En France, la situation est plus compliquée en raison des règles strictes qui encadrent le financement des partis politiques :
- pour les personnes morales, interdiction des dons,
- pour les personnes physiques :
- jusqu’à 150 €, possibilité de faire un don en espèces ou en crypto,
- jusqu’à 7 500 € par an et par personnes, possibilité de faire un don à condition que celui-ci soit réalisé « par chèque, virement, prélèvement automatique ou carte bancaire ».
Ainsi, en 2014, la Commission nationale des comptes de campagne et des financements politiques (CNCCFP) avait rappelé que les dons en cryptomonnaies étaient prohibés. En dix ans, l’industrie s’est considérablement professionnalisée et est désormais régulée. Le réseau de prestataires de services sur actifs numériques (PSAN) capables de collecter et de transmettre l’identité des donateurs, et de convertir le don en cryptomonnaies en euros, apparaît ainsi de nature à dépasser les obstacles identifiés en 2014 par la CNCCFP (anonymat, traçabilité).
La crypto comme enjeu de campagne électorale
Au-delà du financement, les cryptomonnaies deviennent elles-mêmes un sujet de campagne. Avec 12 % des Français possédant des cryptos, les positions des candidats sur ce thème peuvent influencer une partie de l’électorat.
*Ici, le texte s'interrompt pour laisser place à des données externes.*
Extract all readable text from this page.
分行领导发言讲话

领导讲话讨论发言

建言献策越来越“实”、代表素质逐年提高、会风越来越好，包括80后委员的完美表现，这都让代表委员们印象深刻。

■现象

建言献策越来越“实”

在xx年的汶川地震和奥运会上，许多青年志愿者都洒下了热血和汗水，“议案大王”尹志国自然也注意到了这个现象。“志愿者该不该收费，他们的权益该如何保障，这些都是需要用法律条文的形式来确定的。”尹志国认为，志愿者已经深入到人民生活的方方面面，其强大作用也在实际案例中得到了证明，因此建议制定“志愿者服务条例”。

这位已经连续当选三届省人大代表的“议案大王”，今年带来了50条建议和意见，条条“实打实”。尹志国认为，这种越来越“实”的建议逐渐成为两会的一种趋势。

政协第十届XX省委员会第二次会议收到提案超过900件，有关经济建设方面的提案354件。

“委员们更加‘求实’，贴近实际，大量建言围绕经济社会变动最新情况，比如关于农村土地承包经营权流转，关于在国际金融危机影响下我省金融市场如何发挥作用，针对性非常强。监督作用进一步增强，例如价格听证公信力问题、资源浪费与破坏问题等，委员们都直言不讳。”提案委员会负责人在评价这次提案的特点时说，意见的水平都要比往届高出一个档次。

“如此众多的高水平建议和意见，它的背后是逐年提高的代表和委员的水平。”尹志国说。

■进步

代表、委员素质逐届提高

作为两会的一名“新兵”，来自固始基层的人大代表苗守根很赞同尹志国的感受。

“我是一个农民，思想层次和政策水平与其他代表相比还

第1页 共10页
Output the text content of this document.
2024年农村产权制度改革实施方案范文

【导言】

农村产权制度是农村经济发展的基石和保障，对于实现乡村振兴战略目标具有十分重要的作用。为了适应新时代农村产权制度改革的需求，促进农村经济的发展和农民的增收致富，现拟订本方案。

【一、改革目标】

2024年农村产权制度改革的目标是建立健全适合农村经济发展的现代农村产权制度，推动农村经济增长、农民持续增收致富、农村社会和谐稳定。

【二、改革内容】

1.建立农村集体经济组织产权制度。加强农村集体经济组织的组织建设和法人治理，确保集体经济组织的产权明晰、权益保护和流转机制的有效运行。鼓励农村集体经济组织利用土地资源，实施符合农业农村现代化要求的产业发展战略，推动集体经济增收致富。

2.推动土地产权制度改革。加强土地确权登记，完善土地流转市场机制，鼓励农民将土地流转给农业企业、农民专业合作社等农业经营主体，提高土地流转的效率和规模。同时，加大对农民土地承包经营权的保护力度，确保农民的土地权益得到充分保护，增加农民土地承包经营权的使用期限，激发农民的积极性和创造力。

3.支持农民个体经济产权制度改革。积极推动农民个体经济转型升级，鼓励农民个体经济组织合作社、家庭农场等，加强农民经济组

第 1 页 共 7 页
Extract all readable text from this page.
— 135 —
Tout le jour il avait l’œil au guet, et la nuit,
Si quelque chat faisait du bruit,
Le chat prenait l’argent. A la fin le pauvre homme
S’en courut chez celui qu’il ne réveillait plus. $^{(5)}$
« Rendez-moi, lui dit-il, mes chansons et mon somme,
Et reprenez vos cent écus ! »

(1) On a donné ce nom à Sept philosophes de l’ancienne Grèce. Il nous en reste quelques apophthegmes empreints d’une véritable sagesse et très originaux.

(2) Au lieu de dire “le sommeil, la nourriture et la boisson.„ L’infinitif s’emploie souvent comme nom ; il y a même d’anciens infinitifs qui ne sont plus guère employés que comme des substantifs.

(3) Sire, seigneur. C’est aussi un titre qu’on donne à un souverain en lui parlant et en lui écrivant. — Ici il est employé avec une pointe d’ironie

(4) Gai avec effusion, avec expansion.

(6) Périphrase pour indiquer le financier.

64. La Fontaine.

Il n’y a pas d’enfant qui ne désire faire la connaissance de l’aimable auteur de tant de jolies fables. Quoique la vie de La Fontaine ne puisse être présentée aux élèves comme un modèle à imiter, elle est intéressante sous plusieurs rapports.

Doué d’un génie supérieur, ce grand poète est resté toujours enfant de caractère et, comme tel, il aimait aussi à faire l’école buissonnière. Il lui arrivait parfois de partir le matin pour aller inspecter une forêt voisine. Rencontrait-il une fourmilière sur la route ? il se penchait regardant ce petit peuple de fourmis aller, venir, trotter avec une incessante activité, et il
Aux États-Unis, la crypto a fait une entrée remarquée dans le débat politique, notamment dans les États clés (swing states), grâce à un lobbying actif et à des sondages révélant l’importance croissante de ce sujet pour les électeurs. Joe Biden a ainsi dû répondre aux initiatives pro-crypto de Donald Trump, en participant par exemple à la Bitcoin conférence.
Pour les candidats, adopter une position favorable aux cryptomonnaies permet également de rajeunir leur image et de se positionner sur les enjeux technologiques actuels. L’émission de NFTs (Gaspard Koenig en France) de memecoins à l’effigie d’un parti ou d’un candidat (le coin MAGA avec Trump, le Bidencoin ou, en France, le Zcoin du candidat Zemmour), ou l’acceptation des cryptomonnaies comme moyen de paiement, sont autant de moyens de créer un nouveau lien avec les électeurs, en particulier les plus jeunes.